Takeoff for the return flight was eventful. We were on a 777, and left the gate early. However, we had a significant ground hold while a thunderstorm passed over us. I was listening to cockpit communications, and was really impressed by the professionalism and hard work of the IAD ground tower. They were routing planes hither and yon, parking them, giving them taxi directions to their parking areas, moving them to 19R, doing a full ground stop, then rerouting everything to 30 because of wind shear alerts. It was also interesting listening to how they referred to the planes: United Blue and White, American Old Paint Job (which referred to one AA jet that was pained in the old livery–neat!). That is also one impressive taxiway system at IAD. It was also weird being on the plane as an intense thunderstorm passes directly over over. Once we made it into the air, the flight was good (the 777 is a real nice aircraft).

It is amazing the amount of work they are doing at Dulles. They have a large number of major projects going on, including expansion of Concourse B, changes and expansion of the main historic structure, a new tower, and a new Airport Train System. They seem to have a full master plan for the airport, including a series of mid-field concourses (and rebuilding C concourse and perhaps D into permanent structures) and a south terminal. This is good to see; it is something LAX has been trying to do for years.

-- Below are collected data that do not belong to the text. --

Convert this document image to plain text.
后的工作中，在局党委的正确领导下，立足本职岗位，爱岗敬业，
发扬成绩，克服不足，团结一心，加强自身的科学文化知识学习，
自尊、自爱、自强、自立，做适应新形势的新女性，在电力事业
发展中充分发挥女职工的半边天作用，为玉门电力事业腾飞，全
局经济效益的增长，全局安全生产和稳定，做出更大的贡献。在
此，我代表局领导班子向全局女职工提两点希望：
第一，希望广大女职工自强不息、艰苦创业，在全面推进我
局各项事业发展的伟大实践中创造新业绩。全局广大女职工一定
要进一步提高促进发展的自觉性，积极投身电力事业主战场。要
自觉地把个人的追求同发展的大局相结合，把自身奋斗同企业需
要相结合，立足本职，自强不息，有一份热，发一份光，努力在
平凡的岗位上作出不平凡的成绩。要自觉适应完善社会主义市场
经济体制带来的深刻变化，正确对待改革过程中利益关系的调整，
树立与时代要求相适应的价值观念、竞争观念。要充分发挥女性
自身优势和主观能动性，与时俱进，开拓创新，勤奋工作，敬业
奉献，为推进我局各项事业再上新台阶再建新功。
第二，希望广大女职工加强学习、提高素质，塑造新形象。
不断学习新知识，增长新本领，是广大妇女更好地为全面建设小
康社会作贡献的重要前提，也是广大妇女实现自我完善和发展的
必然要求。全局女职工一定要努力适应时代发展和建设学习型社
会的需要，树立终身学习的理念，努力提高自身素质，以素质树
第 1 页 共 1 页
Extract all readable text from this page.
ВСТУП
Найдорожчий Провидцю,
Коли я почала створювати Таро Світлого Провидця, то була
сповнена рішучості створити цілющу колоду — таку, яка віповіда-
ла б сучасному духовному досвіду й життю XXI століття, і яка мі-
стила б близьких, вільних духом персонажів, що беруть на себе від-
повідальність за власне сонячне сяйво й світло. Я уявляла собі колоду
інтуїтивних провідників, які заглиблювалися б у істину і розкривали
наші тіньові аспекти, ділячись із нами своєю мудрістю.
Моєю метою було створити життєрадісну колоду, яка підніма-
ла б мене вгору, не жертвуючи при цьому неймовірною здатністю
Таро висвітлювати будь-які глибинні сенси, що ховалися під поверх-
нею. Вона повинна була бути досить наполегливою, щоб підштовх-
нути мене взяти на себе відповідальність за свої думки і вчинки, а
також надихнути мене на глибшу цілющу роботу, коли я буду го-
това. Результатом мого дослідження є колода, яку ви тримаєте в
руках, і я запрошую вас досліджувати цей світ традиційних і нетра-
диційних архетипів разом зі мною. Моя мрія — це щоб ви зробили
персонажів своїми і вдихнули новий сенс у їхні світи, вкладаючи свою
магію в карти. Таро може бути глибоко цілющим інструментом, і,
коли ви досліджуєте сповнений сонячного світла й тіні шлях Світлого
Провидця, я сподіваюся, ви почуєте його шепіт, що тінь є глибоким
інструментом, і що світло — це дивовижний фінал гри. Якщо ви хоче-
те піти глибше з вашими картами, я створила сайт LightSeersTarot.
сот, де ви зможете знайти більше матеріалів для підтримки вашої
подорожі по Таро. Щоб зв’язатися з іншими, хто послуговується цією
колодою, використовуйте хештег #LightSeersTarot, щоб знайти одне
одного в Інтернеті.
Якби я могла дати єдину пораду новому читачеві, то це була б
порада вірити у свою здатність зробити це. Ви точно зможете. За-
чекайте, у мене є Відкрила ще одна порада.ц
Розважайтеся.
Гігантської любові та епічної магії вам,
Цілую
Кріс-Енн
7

However, the main terminal at Dulles still seems dated, even after the extensive renovations. I remember the old Dulles, with the clickity-clackity signs, mobile lounges to the planes, and the occasional lounge to mid-field. You can still see the vestiges in the terminal design. But now the upper end seems mostly security. LAX is no better: most satellite terminals are dated structures, and you can still see vestiges of the tunnel system that used to be used for returning passengers (as well as the direct connections between Terminals 4-5-6-7).

We drove to Dulles via US 29 and I-495. I was impressed by how fast US 29 was… they have upgraded it to expressway for most of the distance between Columbia MD and I-495.

My meetings went good. It sounds like some of the suggestions I made will have significant impact, and that’s always a good thing.